Die Idee zu „Genital Call“ entstammt der Auseinandersetzung mit Gerichtsprozessen in England und Schottland, in denen – häufig sehr junge – Menschen zu teilweise mehreren Jahren Haft verurteilt wurden, weil sie ihr bei Geburt zugewiesenes Geschlecht und das Aussehen ihrer Genitalien in Kontakt mit neuen (potentiellen) Partner_innen nicht offengelegt hatten.

Eine von uns initiierte Ausschreibung bat um Beschreibungen der eigenen Genitalien.

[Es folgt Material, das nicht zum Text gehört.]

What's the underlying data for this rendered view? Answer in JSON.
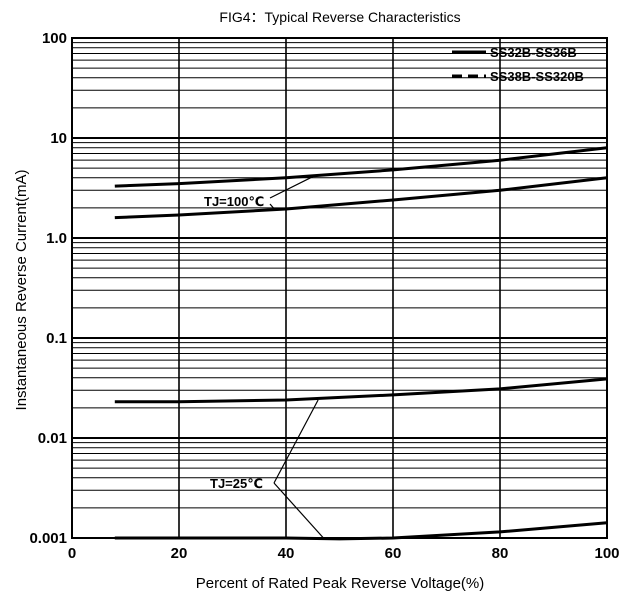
{
  "chart_data": {
    "type": "line",
    "title": "FIG4：Typical Reverse Characteristics",
    "xlabel": "Percent of Rated Peak Reverse Voltage(%)",
    "ylabel": "Instantaneous Reverse Current(mA)",
    "xlim": [
      0,
      100
    ],
    "ylim": [
      0.001,
      100
    ],
    "yscale": "log",
    "grid": true,
    "legend_position": "top-right",
    "x_ticks": [
      {
        "value": 0,
        "label": "0"
      },
      {
        "value": 20,
        "label": "20"
      },
      {
        "value": 40,
        "label": "40"
      },
      {
        "value": 60,
        "label": "60"
      },
      {
        "value": 80,
        "label": "80"
      },
      {
        "value": 100,
        "label": "100"
      }
    ],
    "y_ticks": [
      {
        "value": 0.001,
        "label": "0.001"
      },
      {
        "value": 0.01,
        "label": "0.01"
      },
      {
        "value": 0.1,
        "label": "0.1"
      },
      {
        "value": 1,
        "label": "1.0"
      },
      {
        "value": 10,
        "label": "10"
      },
      {
        "value": 100,
        "label": "100"
      }
    ],
    "legend": [
      {
        "label": "SS32B-SS36B",
        "style": "solid"
      },
      {
        "label": "SS38B-SS320B",
        "style": "dashed"
      }
    ],
    "series": [
      {
        "style": "solid",
        "color": "#000000",
        "x": [
          8,
          20,
          40,
          60,
          80,
          100
        ],
        "y": [
          3.3,
          3.5,
          4.0,
          4.8,
          6.0,
          8.0
        ]
      },
      {
        "style": "solid",
        "color": "#000000",
        "x": [
          8,
          20,
          40,
          60,
          80,
          100
        ],
        "y": [
          1.6,
          1.7,
          1.95,
          2.4,
          3.0,
          4.0
        ]
      },
      {
        "style": "solid",
        "color": "#000000",
        "x": [
          8,
          20,
          40,
          60,
          80,
          100
        ],
        "y": [
          0.023,
          0.023,
          0.024,
          0.027,
          0.031,
          0.039
        ]
      },
      {
        "style": "solid",
        "color": "#000000",
        "x": [
          8,
          20,
          40,
          50,
          60,
          80,
          100
        ],
        "y": [
          0.001,
          0.001,
          0.001,
          0.00098,
          0.001,
          0.00115,
          0.00142
        ]
      }
    ],
    "annotations": [
      {
        "text": "TJ=100℃"
      },
      {
        "text": "TJ=25℃"
      }
    ]
  }
}
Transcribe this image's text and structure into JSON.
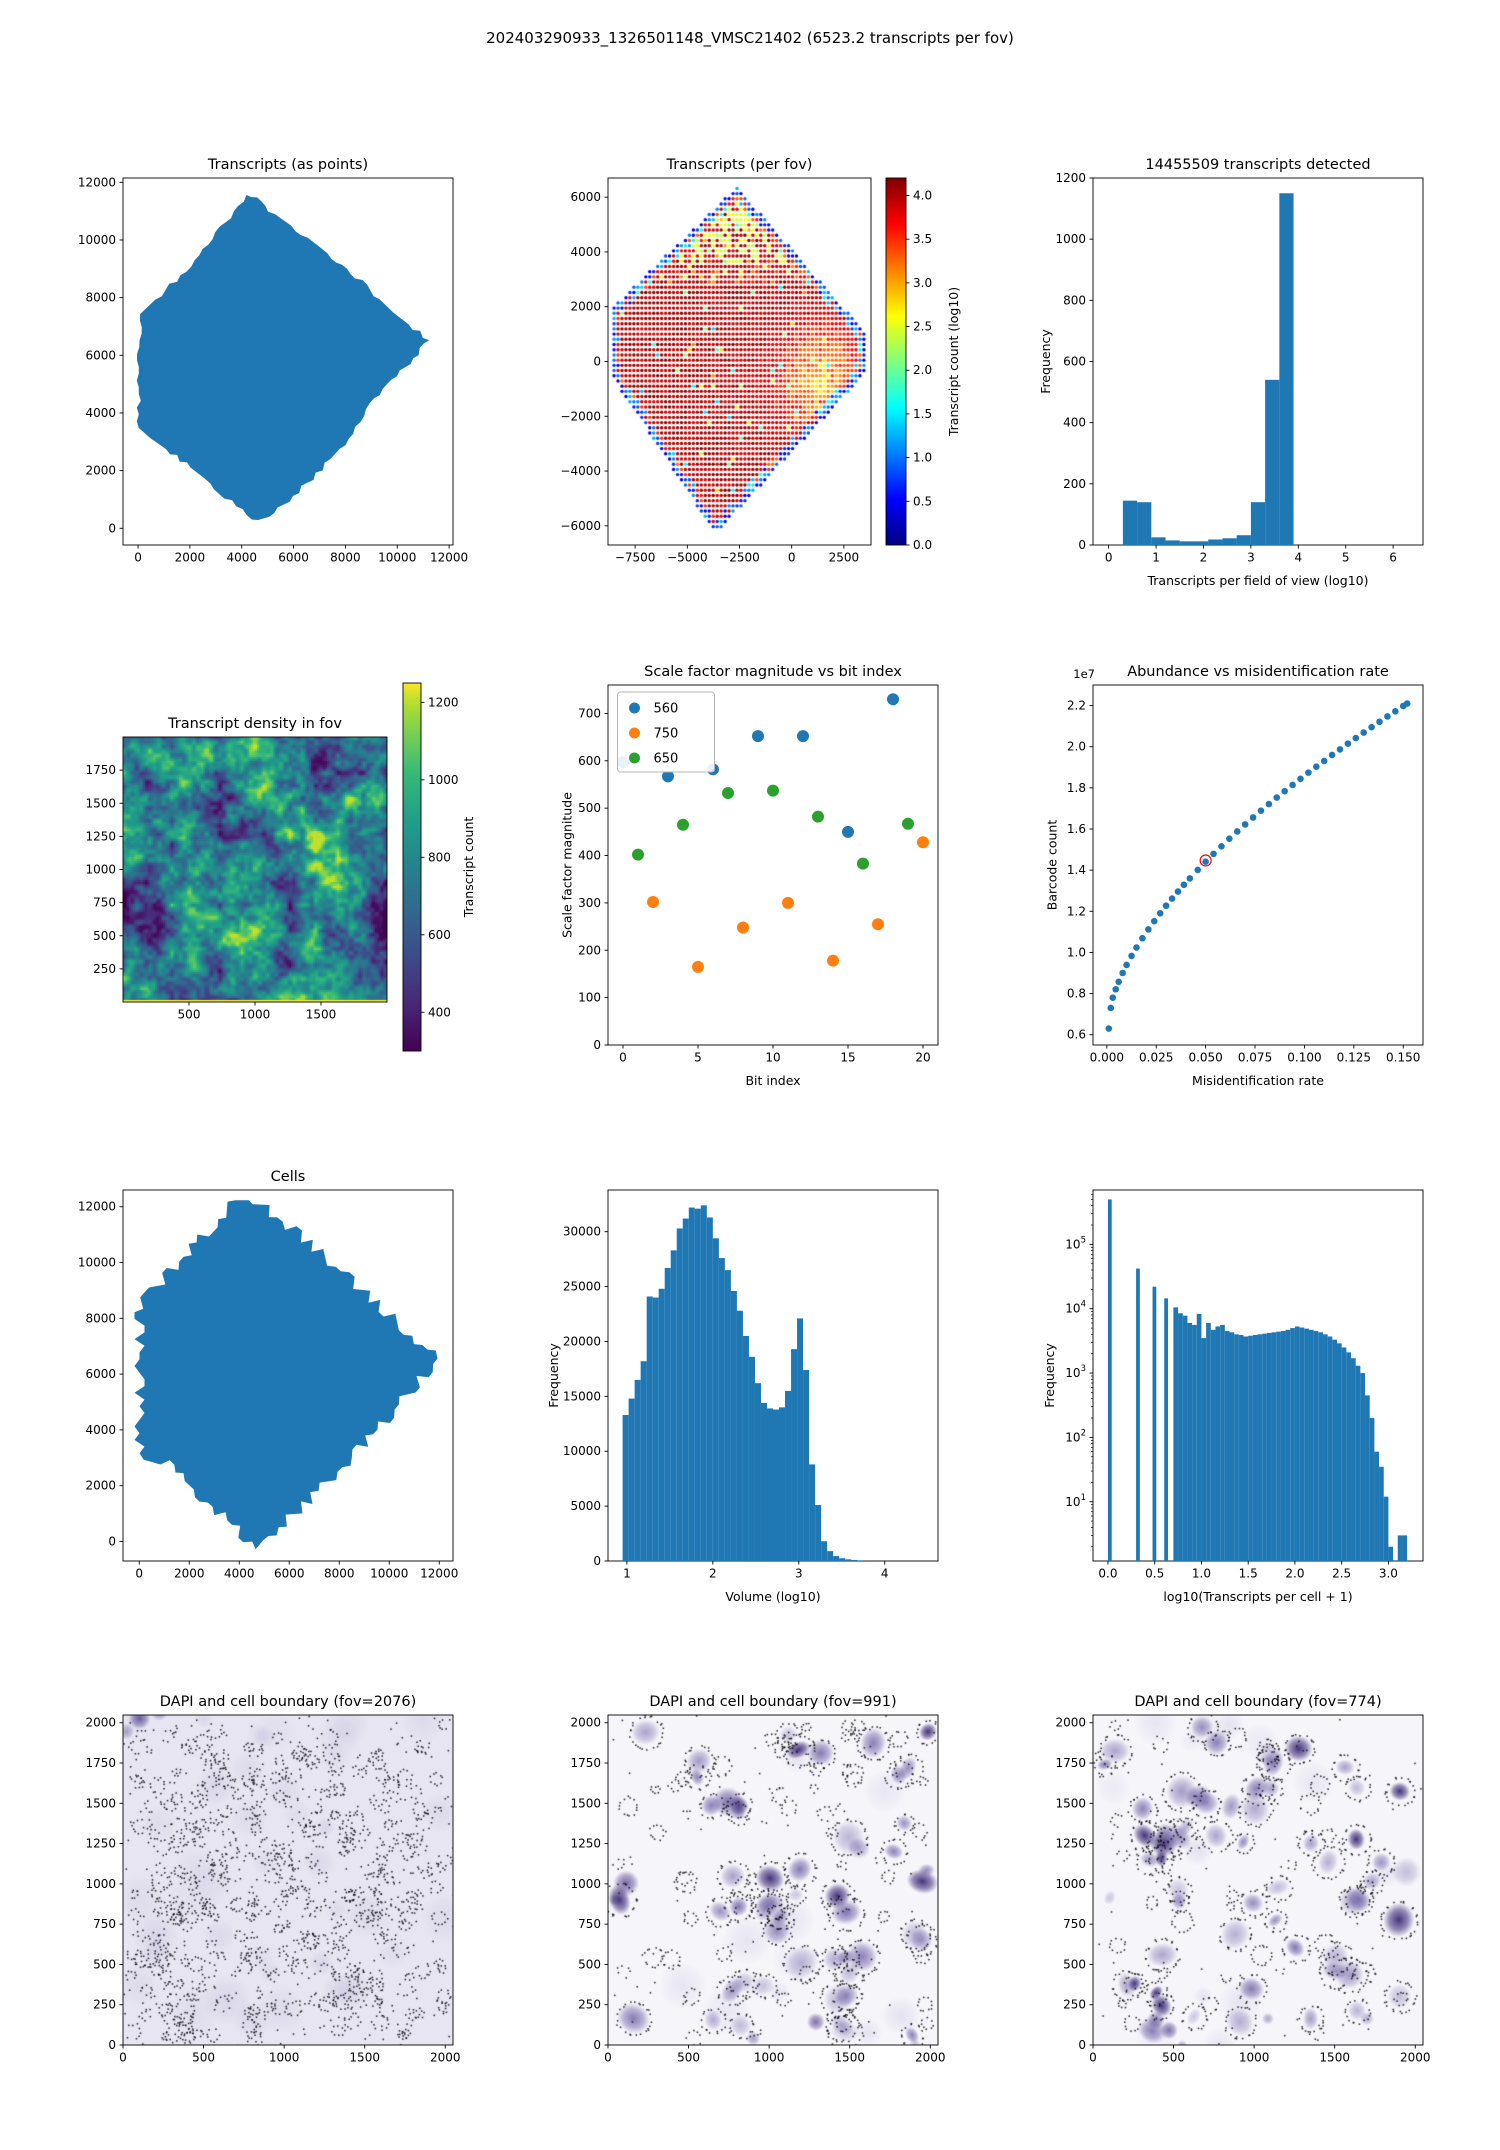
{
  "figure": {
    "title": "202403290933_1326501148_VMSC21402 (6523.2 transcripts per fov)"
  },
  "colors": {
    "primary_blue": "#1f77b4",
    "series_orange": "#ff7f0e",
    "series_green": "#2ca02c",
    "highlight_red": "#ff0000",
    "background": "#ffffff"
  },
  "chart_data": [
    {
      "id": "p1",
      "kind": "blob",
      "type": "scatter",
      "title": "Transcripts (as points)",
      "xlim": [
        -580,
        12150
      ],
      "ylim": [
        -580,
        12150
      ],
      "xticks": [
        0,
        2000,
        4000,
        6000,
        8000,
        10000,
        12000
      ],
      "yticks": [
        0,
        2000,
        4000,
        6000,
        8000,
        10000,
        12000
      ],
      "color": "#1f77b4",
      "edge_jitter": 2,
      "edge_step": 2,
      "seed": 3,
      "outline": [
        [
          30,
          3480
        ],
        [
          30,
          5600
        ],
        [
          80,
          7430
        ],
        [
          1450,
          8600
        ],
        [
          2550,
          9650
        ],
        [
          4180,
          11560
        ],
        [
          4760,
          11340
        ],
        [
          5060,
          11040
        ],
        [
          6550,
          10080
        ],
        [
          8250,
          8870
        ],
        [
          9850,
          7480
        ],
        [
          11230,
          6520
        ],
        [
          10150,
          5430
        ],
        [
          9000,
          4300
        ],
        [
          8300,
          3280
        ],
        [
          6900,
          1880
        ],
        [
          5250,
          520
        ],
        [
          4400,
          300
        ],
        [
          3580,
          920
        ],
        [
          2580,
          1720
        ],
        [
          1280,
          2620
        ],
        [
          480,
          3120
        ]
      ]
    },
    {
      "id": "p2",
      "kind": "fov-grid",
      "type": "scatter",
      "title": "Transcripts (per fov)",
      "xlim": [
        -8800,
        3800
      ],
      "ylim": [
        -6700,
        6700
      ],
      "xticks": [
        -7500,
        -5000,
        -2500,
        0,
        2500
      ],
      "yticks": [
        -6000,
        -4000,
        -2000,
        0,
        2000,
        4000,
        6000
      ],
      "grid_spacing": 190,
      "dot_radius": 1.7,
      "seed": 7,
      "value_range": [
        0,
        4.2
      ],
      "outline": [
        [
          -8560,
          -600
        ],
        [
          -8560,
          2000
        ],
        [
          -2620,
          6380
        ],
        [
          3650,
          950
        ],
        [
          3650,
          -350
        ],
        [
          -3650,
          -6280
        ]
      ],
      "low_count_patch": {
        "center": [
          1300,
          -600
        ],
        "radius": 2600,
        "depth": 1.35
      },
      "colorbar": {
        "label": "Transcript count (log10)",
        "cmap": "jet",
        "ticks": [
          0.0,
          0.5,
          1.0,
          1.5,
          2.0,
          2.5,
          3.0,
          3.5,
          4.0
        ],
        "tick_fmt": "f1"
      }
    },
    {
      "id": "p3",
      "kind": "hist",
      "type": "bar",
      "title": "14455509 transcripts detected",
      "xlabel": "Transcripts per field of view (log10)",
      "ylabel": "Frequency",
      "xlim": [
        -0.33,
        6.63
      ],
      "ylim": [
        0,
        1200
      ],
      "xticks": [
        0,
        1,
        2,
        3,
        4,
        5,
        6
      ],
      "yticks": [
        0,
        200,
        400,
        600,
        800,
        1000,
        1200
      ],
      "color": "#1f77b4",
      "bins": {
        "start": 0.3,
        "width": 0.3,
        "values": [
          145,
          140,
          25,
          15,
          12,
          12,
          18,
          22,
          32,
          140,
          540,
          1150
        ]
      }
    },
    {
      "id": "p4",
      "kind": "heatmap",
      "type": "heatmap",
      "title": "Transcript density in fov",
      "xlim": [
        0,
        2000
      ],
      "ylim": [
        0,
        2000
      ],
      "xticks": [
        500,
        1000,
        1500
      ],
      "yticks": [
        250,
        500,
        750,
        1000,
        1250,
        1500,
        1750
      ],
      "value_range": [
        300,
        1250
      ],
      "seed": 11,
      "colorbar": {
        "label": "Transcript count",
        "cmap": "viridis",
        "ticks": [
          400,
          600,
          800,
          1000,
          1200
        ],
        "tick_fmt": "int"
      }
    },
    {
      "id": "p5",
      "kind": "scatter-series",
      "type": "scatter",
      "title": "Scale factor magnitude vs bit index",
      "xlabel": "Bit index",
      "ylabel": "Scale factor magnitude",
      "xlim": [
        -1,
        21
      ],
      "ylim": [
        0,
        760
      ],
      "xticks": [
        0,
        5,
        10,
        15,
        20
      ],
      "yticks": [
        0,
        100,
        200,
        300,
        400,
        500,
        600,
        700
      ],
      "marker_radius": 6,
      "legend_position": "upper-left",
      "series": [
        {
          "name": "560",
          "color": "#1f77b4",
          "points": [
            [
              0,
              597
            ],
            [
              3,
              567
            ],
            [
              6,
              582
            ],
            [
              9,
              652
            ],
            [
              12,
              652
            ],
            [
              15,
              450
            ],
            [
              18,
              730
            ]
          ]
        },
        {
          "name": "750",
          "color": "#ff7f0e",
          "points": [
            [
              2,
              302
            ],
            [
              5,
              165
            ],
            [
              8,
              248
            ],
            [
              11,
              300
            ],
            [
              14,
              178
            ],
            [
              17,
              255
            ],
            [
              20,
              428
            ]
          ]
        },
        {
          "name": "650",
          "color": "#2ca02c",
          "points": [
            [
              1,
              402
            ],
            [
              4,
              465
            ],
            [
              7,
              532
            ],
            [
              10,
              537
            ],
            [
              13,
              482
            ],
            [
              16,
              383
            ],
            [
              19,
              467
            ]
          ]
        }
      ]
    },
    {
      "id": "p6",
      "kind": "scatter-curve",
      "type": "scatter",
      "title": "Abundance vs misidentification rate",
      "xlabel": "Misidentification rate",
      "ylabel": "Barcode count",
      "offset_text": "1e7",
      "xlim": [
        -0.007,
        0.16
      ],
      "ylim": [
        0.55,
        2.3
      ],
      "xticks": [
        0.0,
        0.025,
        0.05,
        0.075,
        0.1,
        0.125,
        0.15
      ],
      "xtick_fmt": "f3",
      "yticks": [
        0.6,
        0.8,
        1.0,
        1.2,
        1.4,
        1.6,
        1.8,
        2.0,
        2.2
      ],
      "ytick_fmt": "f1",
      "color": "#1f77b4",
      "marker_radius": 3.3,
      "points": [
        [
          0.001,
          0.63
        ],
        [
          0.002,
          0.73
        ],
        [
          0.003,
          0.78
        ],
        [
          0.0045,
          0.821
        ],
        [
          0.006,
          0.857
        ],
        [
          0.008,
          0.9
        ],
        [
          0.01,
          0.939
        ],
        [
          0.0125,
          0.983
        ],
        [
          0.015,
          1.024
        ],
        [
          0.018,
          1.069
        ],
        [
          0.021,
          1.112
        ],
        [
          0.024,
          1.152
        ],
        [
          0.027,
          1.19
        ],
        [
          0.03,
          1.227
        ],
        [
          0.033,
          1.262
        ],
        [
          0.036,
          1.296
        ],
        [
          0.039,
          1.329
        ],
        [
          0.042,
          1.36
        ],
        [
          0.046,
          1.401
        ],
        [
          0.05,
          1.441
        ],
        [
          0.054,
          1.479
        ],
        [
          0.058,
          1.516
        ],
        [
          0.062,
          1.553
        ],
        [
          0.066,
          1.588
        ],
        [
          0.07,
          1.622
        ],
        [
          0.074,
          1.656
        ],
        [
          0.078,
          1.689
        ],
        [
          0.082,
          1.721
        ],
        [
          0.086,
          1.753
        ],
        [
          0.09,
          1.784
        ],
        [
          0.094,
          1.814
        ],
        [
          0.098,
          1.844
        ],
        [
          0.102,
          1.874
        ],
        [
          0.106,
          1.903
        ],
        [
          0.11,
          1.931
        ],
        [
          0.114,
          1.96
        ],
        [
          0.118,
          1.987
        ],
        [
          0.122,
          2.015
        ],
        [
          0.126,
          2.042
        ],
        [
          0.13,
          2.069
        ],
        [
          0.134,
          2.095
        ],
        [
          0.138,
          2.121
        ],
        [
          0.142,
          2.147
        ],
        [
          0.146,
          2.172
        ],
        [
          0.15,
          2.198
        ],
        [
          0.152,
          2.21
        ]
      ],
      "highlight": {
        "point": [
          0.05,
          1.447
        ],
        "color": "#ff0000"
      }
    },
    {
      "id": "p7",
      "kind": "blob",
      "type": "scatter",
      "title": "Cells",
      "xlim": [
        -650,
        12550
      ],
      "ylim": [
        -700,
        12600
      ],
      "xticks": [
        0,
        2000,
        4000,
        6000,
        8000,
        10000,
        12000
      ],
      "yticks": [
        0,
        2000,
        4000,
        6000,
        8000,
        10000,
        12000
      ],
      "color": "#1f77b4",
      "edge_jitter": 6,
      "edge_step": 5,
      "seed": 5,
      "outline": [
        [
          10,
          3160
        ],
        [
          10,
          8460
        ],
        [
          1950,
          10380
        ],
        [
          3850,
          12230
        ],
        [
          4660,
          12230
        ],
        [
          6600,
          10850
        ],
        [
          8900,
          9020
        ],
        [
          11930,
          6550
        ],
        [
          9700,
          4180
        ],
        [
          8500,
          3010
        ],
        [
          6600,
          1300
        ],
        [
          4750,
          -120
        ],
        [
          4290,
          110
        ],
        [
          2550,
          1560
        ],
        [
          900,
          2930
        ]
      ]
    },
    {
      "id": "p8",
      "kind": "hist",
      "type": "bar",
      "title": "",
      "xlabel": "Volume (log10)",
      "ylabel": "Frequency",
      "xlim": [
        0.78,
        4.62
      ],
      "ylim": [
        0,
        33800
      ],
      "xticks": [
        1,
        2,
        3,
        4
      ],
      "yticks": [
        0,
        5000,
        10000,
        15000,
        20000,
        25000,
        30000
      ],
      "color": "#1f77b4",
      "bins": {
        "start": 0.95,
        "width": 0.07,
        "values": [
          13300,
          14800,
          16500,
          18200,
          24100,
          24000,
          24800,
          26700,
          28300,
          30300,
          31200,
          32200,
          32100,
          32400,
          31300,
          29400,
          27600,
          26500,
          24600,
          22800,
          20500,
          18600,
          16200,
          14400,
          13900,
          13800,
          14000,
          15500,
          19300,
          22100,
          17400,
          8800,
          5100,
          1800,
          900,
          450,
          250,
          150,
          100,
          60
        ]
      }
    },
    {
      "id": "p9",
      "kind": "hist-log",
      "type": "bar",
      "title": "",
      "xlabel": "log10(Transcripts per cell + 1)",
      "ylabel": "Frequency",
      "xlim": [
        -0.16,
        3.37
      ],
      "ylim": [
        1.2,
        700000
      ],
      "xticks": [
        0.0,
        0.5,
        1.0,
        1.5,
        2.0,
        2.5,
        3.0
      ],
      "xtick_fmt": "f1",
      "ytick_exponents": [
        1,
        2,
        3,
        4,
        5
      ],
      "color": "#1f77b4",
      "isolated_bars": {
        "width": 0.04,
        "bars": [
          [
            0.0,
            500000
          ],
          [
            0.301,
            42000
          ],
          [
            0.477,
            22000
          ],
          [
            0.602,
            14500
          ]
        ]
      },
      "bins": {
        "start": 0.7,
        "width": 0.05,
        "values": [
          10500,
          8500,
          7800,
          6000,
          5600,
          8300,
          3500,
          6000,
          4700,
          5300,
          5600,
          4500,
          4300,
          4000,
          3900,
          3700,
          3800,
          3900,
          4000,
          4100,
          4200,
          4300,
          4400,
          4500,
          4700,
          5000,
          5300,
          5100,
          4900,
          4700,
          4500,
          4300,
          4000,
          3700,
          3300,
          2900,
          2500,
          2100,
          1700,
          1300,
          1000,
          450,
          200,
          60,
          35,
          12,
          2,
          0,
          3,
          3
        ]
      }
    },
    {
      "id": "p10",
      "kind": "dapi",
      "type": "scatter",
      "title": "DAPI and cell boundary (fov=2076)",
      "xlim": [
        0,
        2048
      ],
      "ylim": [
        0,
        2048
      ],
      "xticks": [
        0,
        500,
        1000,
        1500,
        2000
      ],
      "yticks": [
        0,
        250,
        500,
        750,
        1000,
        1250,
        1500,
        1750,
        2000
      ],
      "image": {
        "bg": "#e7e5f1",
        "haze": 40,
        "nuclei": 0,
        "rings": 0,
        "clusters": 330,
        "singles": 380,
        "dark_frac": 0,
        "smudges": [
          [
            0.05,
            0.99,
            11,
            0.85
          ],
          [
            0.11,
            1.01,
            9,
            0.55
          ],
          [
            0.01,
            0.95,
            8,
            0.45
          ]
        ],
        "seed": 21
      }
    },
    {
      "id": "p11",
      "kind": "dapi",
      "type": "scatter",
      "title": "DAPI and cell boundary (fov=991)",
      "xlim": [
        0,
        2048
      ],
      "ylim": [
        0,
        2048
      ],
      "xticks": [
        0,
        500,
        1000,
        1500,
        2000
      ],
      "yticks": [
        0,
        250,
        500,
        750,
        1000,
        1250,
        1500,
        1750,
        2000
      ],
      "image": {
        "bg": "#f6f5fa",
        "haze": 12,
        "nuclei": 52,
        "rings": 24,
        "clusters": 30,
        "singles": 70,
        "dark_frac": 0.2,
        "cluster_region": [
          0.5,
          1.0,
          0.6,
          1.0
        ],
        "cluster_bias": 0.7,
        "smudges": [
          [
            0.055,
            0.49,
            13,
            0.8
          ],
          [
            0.63,
            0.07,
            9,
            0.75
          ],
          [
            0.44,
            0.02,
            7,
            0.5
          ],
          [
            0.02,
            0.44,
            6,
            0.5
          ],
          [
            0.93,
            0.0,
            6,
            0.3
          ]
        ],
        "seed": 33
      }
    },
    {
      "id": "p12",
      "kind": "dapi",
      "type": "scatter",
      "title": "DAPI and cell boundary (fov=774)",
      "xlim": [
        0,
        2048
      ],
      "ylim": [
        0,
        2048
      ],
      "xticks": [
        0,
        500,
        1000,
        1500,
        2000
      ],
      "yticks": [
        0,
        250,
        500,
        750,
        1000,
        1250,
        1500,
        1750,
        2000
      ],
      "image": {
        "bg": "#f6f5fa",
        "haze": 14,
        "nuclei": 60,
        "rings": 16,
        "clusters": 14,
        "singles": 60,
        "dark_frac": 0.22,
        "smudges": [
          [
            0.19,
            0.075,
            9,
            0.7
          ],
          [
            0.23,
            0.045,
            9,
            0.75
          ],
          [
            0.53,
            0.08,
            6,
            0.45
          ],
          [
            0.83,
            0.08,
            7,
            0.4
          ],
          [
            0.27,
            0.0,
            5,
            0.4
          ]
        ],
        "seed": 55
      }
    }
  ]
}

Sie war hauptsächlich an Cis*sexuelle adressiert, um gesellschaftlich als „natürlich“ und „normal“ eingeordnete Genitalien in einen juristischen Kontext zu platzieren und durch den Wechsel der Medien einer Verzerrung auszusetzen. Die visuelle Umsetzung dieser Beschreibungen wurde bei professionellen Gerichtszeichner_innen in Auftrag gegeben. Ausstellungsbesucher_innen konnten die Interpretationen der Gerichtszeichner_innen durch eigene Skizzen ergänzen.

Die eingereichten Texte wurden von elf Sprecher_innen eingesprochen und sind über Kopfhörer hörbar sowie auf einem Bildschirm in deutscher Gebärdensprache sichtbar.